Prion diseases are a set of very rare neurodegenerative conditions which show a very high rate of progression and highly heterogeneous phenotypes.
Patients typically die between 6 months and 2 years after onset, which limits the capacity to acquire data and study disease evolution.
Due to that, they are often mistaken for other forms of dementia, showing a high rate of underdiagnosed cases.
Most current machine learning approaches for diagnosing dementia are unsuitable for Prion diseases due to their reliance on consistent brain feature patterns and monotonic behaviour.
This gap inspired my PhD project, where I developed machine learning pipelines for automatic extraction of imaging biomarkers from multi-MRI pulse-sequences, differential diagnosis and prognosis of inherited forms of Prion Disease (IDP) and the sporadic Creutzfeldt-Jakob (sCJD).
Main Projects
A depth-first search approach, combined with a pre-pruned tree structure, is used to identify optimal kernel functions. At each layer of the search tree, a greedy selection algorithm chooses the kernel with the highest score, but the method also allows for the possibility that alternative branches may outperform previous selections in subsequent layers.
Kernel evaluation relies on a newly introduced energy function, which incorporates model accuracy on a validation set as well as a complexity penalty based on the Bayesian Information Criterion (BIC). This framework uses both performance and model simplicity to guide kernel selection.
Details available: Gaussian processes with optimal kernel construction for neuro-degenerative clinical onset prediction
The combination of this heterogeneity with the rarity of Prion disease and consequent restricted data availability challenges the accuracy of existing patient staging models. To address these limitations, a stratification model based on Gaussian Process (GP) models is proposed, enabling reliable disease staging even in the context of small sample sizes.
The approach includes a subject-specific, multi-modal feature extraction strategy to normalise biomarker data across individuals and mitigate the impact of inter-subject variability. Comparative evaluation is performed against alternative feature selection schemes for GP modelling, such as automatic relevance determination (ARD), to highlight the effectiveness of the proposed framework in handling the distinctive challenges posed by Prion disease.
Results (right panel) demonstrated that the model was more effective in identifying subjects at clinical onset (CO), when compared with other approaches.
Details available: lld-workshop.github.io/2017/papers/LLD_2017_paper_43.pdf
Differential diagnosis
Prion diseases are commonly mistaken for other types of dementia, which results in a higher rate of undiagnosed subjects.

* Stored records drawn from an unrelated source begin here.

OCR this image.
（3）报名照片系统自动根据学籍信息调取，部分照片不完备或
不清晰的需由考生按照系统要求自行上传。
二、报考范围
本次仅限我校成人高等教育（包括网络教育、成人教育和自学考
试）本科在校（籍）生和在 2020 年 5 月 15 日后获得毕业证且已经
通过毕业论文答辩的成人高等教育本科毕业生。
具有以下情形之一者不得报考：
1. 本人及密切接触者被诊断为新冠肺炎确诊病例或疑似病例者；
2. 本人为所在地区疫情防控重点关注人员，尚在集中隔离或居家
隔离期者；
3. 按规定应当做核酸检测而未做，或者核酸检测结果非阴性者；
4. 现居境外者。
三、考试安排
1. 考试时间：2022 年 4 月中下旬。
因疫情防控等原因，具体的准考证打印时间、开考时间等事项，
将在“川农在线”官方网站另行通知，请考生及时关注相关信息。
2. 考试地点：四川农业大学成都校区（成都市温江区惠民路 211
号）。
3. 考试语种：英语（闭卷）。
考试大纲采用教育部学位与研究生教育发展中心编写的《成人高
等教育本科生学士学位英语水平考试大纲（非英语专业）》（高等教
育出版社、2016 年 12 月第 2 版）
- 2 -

We performed differential diagnosis of Prion diseases, including IDP and sCJD, from healthy controls (HC) and young-onset Alzheimer's Disease (YOAD).
The results indicate that 75% of the YOAD subjects have been correctly labelled, showing a probability of 0.61 of being YOAD; whereas the CJD subjects have shown a probability of 0.35 of being wrongly labelled as CJD subjects, with a higher uncertainty in the differentiation of IPD and YOAD.
Biomarkers Modelling and Prognosis
The stratification of the subjects according to the severity of symptoms, or the proximity to the clinical onset stage can be interpreted as the subject's prognosis.
Being able to diagnose CJD at the early stages of the disease would enable the patients to be involved in clinical trials, which is currently challenging, as patients can die in less than 12 months from diagnosis.
Model successfully identifies small changes linked to asymptomatic subjects, and the severe stages of the disease, but struggle to differentiate clinical onset from mild stages of the disease.
Performance is suboptimal due to the lack of data on the CO class, and overall unbalancing of the dataset.